Two parts.
1) The audience evolved and radio didn't. The listeners were disenfranchised with even heritage radio stations long before the vocal minority spoke up about a format flip. And when you listen to most radio stations, even the few that are "proud to be live and local," as if that mattered, most radio is BAD. People can blame faceless corporate entities all they want (and plenty of blame does go to them, yes), but the content that comes out of the speakers is usually awful, boring, and totally not worth engaging in. Meanwhile, you have everything you could ever want on your phone, computer, iPad, etc, so your choices are limitless. You can go find the content YOU want, not what you're forced to listen to because the choices are limited. Radio stations still think they only compete with other radio stations, and so long as they continue to do that, the world will pass them by. As I eluded to before, there is a lot of blame on the corporate culture: one-dimensional product focus with no diversification, meaning a focus on the air product only, with everything else (web, apps, SMS, streaming, content creation) as an afterthought. Plus, no farm system for creating/identifying/cultivating talent, and focus on short-term gains versus long term growth. That last one won't get fixed any time soon, as it's not in the owners', er, bankers' best interests to do anything but cut costs until they can bail out in their golden parachutes prior to the plane crash and sell it to someone else. But welcome to the corporate culture of all business now...you see this in a LOT of industries. But I digress...all that said, I still believe there are things one can do at a local level to improve stations, but that people are either too lazy to do, or have been in radio too long to know HOW to do because it's so different than what they've done for the past 30 years.
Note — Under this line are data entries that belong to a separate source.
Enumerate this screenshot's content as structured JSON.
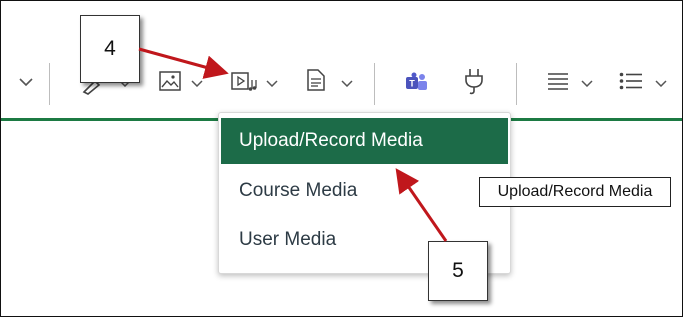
{
  "media_menu": {
    "items": [
      {
        "label": "Upload/Record Media",
        "active": true
      },
      {
        "label": "Course Media",
        "active": false
      },
      {
        "label": "User Media",
        "active": false
      }
    ]
  },
  "tooltip": {
    "text": "Upload/Record Media"
  },
  "callouts": {
    "step4": "4",
    "step5": "5"
  },
  "colors": {
    "accent_green": "#1c6b48",
    "arrow_red": "#c0171c"
  },
  "toolbar": {
    "icons": [
      "link-icon",
      "image-icon",
      "media-icon",
      "document-icon",
      "teams-icon",
      "plug-icon",
      "align-icon",
      "list-icon"
    ]
  }
}
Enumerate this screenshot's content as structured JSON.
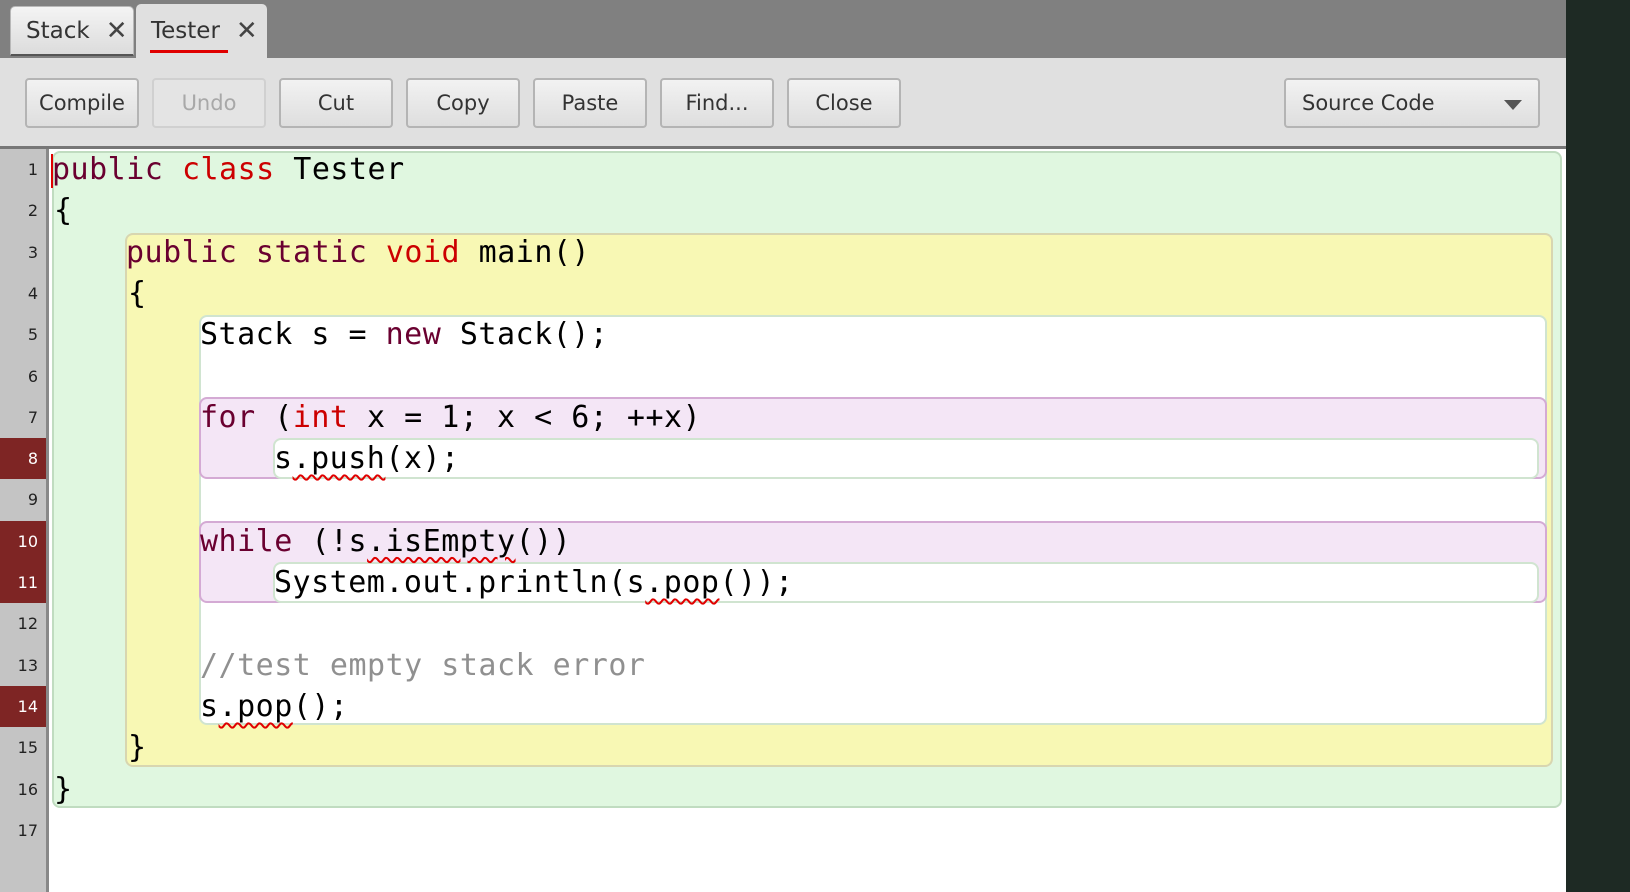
{
  "tabs": [
    {
      "label": "Stack",
      "active": false
    },
    {
      "label": "Tester",
      "active": true
    }
  ],
  "toolbar": {
    "compile": "Compile",
    "undo": "Undo",
    "cut": "Cut",
    "copy": "Copy",
    "paste": "Paste",
    "find": "Find...",
    "close": "Close",
    "view_select": "Source Code"
  },
  "colors": {
    "error_line": "#7e2524",
    "keyword": "#6a0030",
    "type_keyword": "#cc0000",
    "comment": "#909090",
    "class_scope": "#e0f7e0",
    "method_scope": "#f8f8b4",
    "loop_scope": "#f4e6f6"
  },
  "editor": {
    "line_numbers": [
      "1",
      "2",
      "3",
      "4",
      "5",
      "6",
      "7",
      "8",
      "9",
      "10",
      "11",
      "12",
      "13",
      "14",
      "15",
      "16",
      "17"
    ],
    "error_lines": [
      8,
      10,
      11,
      14
    ],
    "lines": {
      "l1": {
        "a": "public",
        "b": " ",
        "c": "class",
        "d": " Tester"
      },
      "l2": "{",
      "l3": {
        "a": "public static ",
        "b": "void",
        "c": " main()"
      },
      "l4": "{",
      "l5": {
        "a": "Stack s = ",
        "b": "new",
        "c": " Stack();"
      },
      "l7": {
        "a": "for",
        "b": " (",
        "c": "int",
        "d": " x = 1; x < 6; ++x)"
      },
      "l8": {
        "a": "s",
        "b": ".push",
        "c": "(x);"
      },
      "l10": {
        "a": "while",
        "b": " (!s",
        "c": ".isEmpty",
        "d": "())"
      },
      "l11": {
        "a": "System.out.println(s",
        "b": ".pop",
        "c": "());"
      },
      "l13": "//test empty stack error",
      "l14": {
        "a": "s",
        "b": ".pop",
        "c": "();"
      },
      "l15": "}",
      "l16": "}"
    }
  }
}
2) Methodology has changed. PPM has had a big impact on some formats. Q101 is a good example of a station that was never going to be bigger than a 2-share, and one can only chase after so much beer and strip club money. M18-34 stations have taken a big hit because they're a fickle audience who is typically tech-savvy (meaning they are more adept to finding content they want from more sources), and they're not a particularly attractive demo to most advertisers.